Governo anuncia contratação de 450 enfermeiros e 400 auxiliares

Ministério da Saúde diz que os hospitais vão iniciar de imediato procedimentos para celebrar os contratos e que estes profissionais já vão dar resposta à pico de gripe

O Ministério da Saúde anunciou este sábado que vão ser contratados 450 enfermeiros e 400 assistentes operacionais para os hospitais do Serviço Nacional de Saúde (SNS). Numa nota, o gabinete da ministra da Saúde, Marta Temido, informa que "os hospitais vão iniciar de imediato os procedimentos necessários à celebração de contrato, constituindo este o primeiro reforço de recursos humanos para 2019".
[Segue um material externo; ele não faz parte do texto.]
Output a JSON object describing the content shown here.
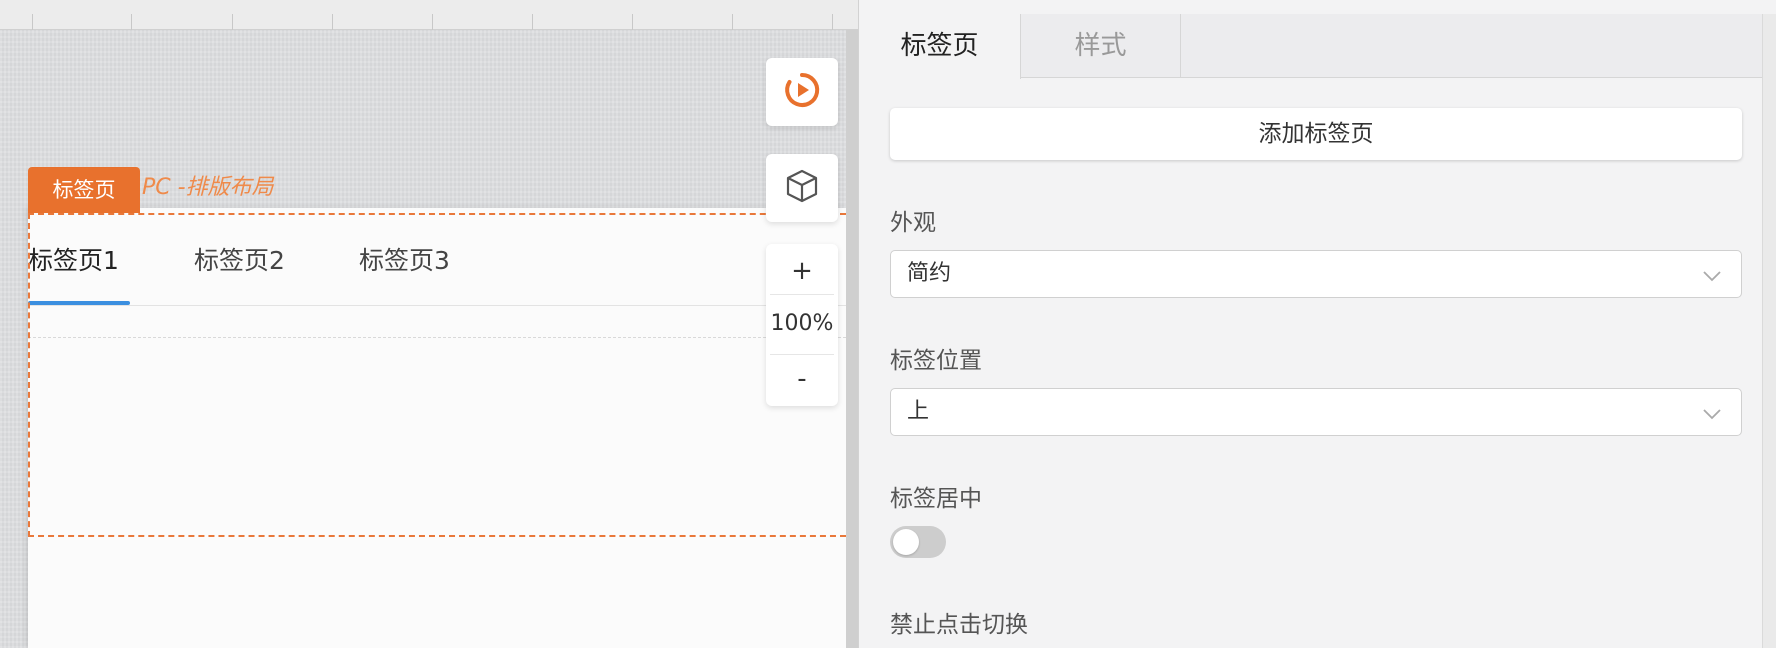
{
  "canvas": {
    "component_badge": "标签页",
    "component_path": "PC -排版布局",
    "tabs": [
      "标签页1",
      "标签页2",
      "标签页3"
    ],
    "active_tab_index": 0,
    "zoom": {
      "plus": "+",
      "level": "100%",
      "minus": "-"
    },
    "icons": {
      "preview": "play-circle-icon",
      "model": "cube-icon"
    }
  },
  "panel": {
    "tabs": [
      "标签页",
      "样式"
    ],
    "active_tab_index": 0,
    "add_tab_button": "添加标签页",
    "appearance": {
      "label": "外观",
      "value": "简约"
    },
    "tab_position": {
      "label": "标签位置",
      "value": "上"
    },
    "tab_centered": {
      "label": "标签居中",
      "on": false
    },
    "disable_click_switch": {
      "label": "禁止点击切换"
    }
  },
  "colors": {
    "accent": "#e8712d",
    "active_underline": "#3b8fe0",
    "toggle_off": "#cdcdcd"
  }
}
O Ministério da Saúde acrescenta que a autorização conjunta do Ministério da Saúde e do Ministério das Finanças "prevê a contratação destes profissionais por tempo indeterminado, na medida em que irão satisfazer necessidades permanentes de serviço".

Segundo a mesma nota, estes profissionais irão dar resposta, "em simultâneo, às necessidades sazonais, ou seja, associadas ao período de inverno e ao surgimento de síndromas gripais e respiratórios".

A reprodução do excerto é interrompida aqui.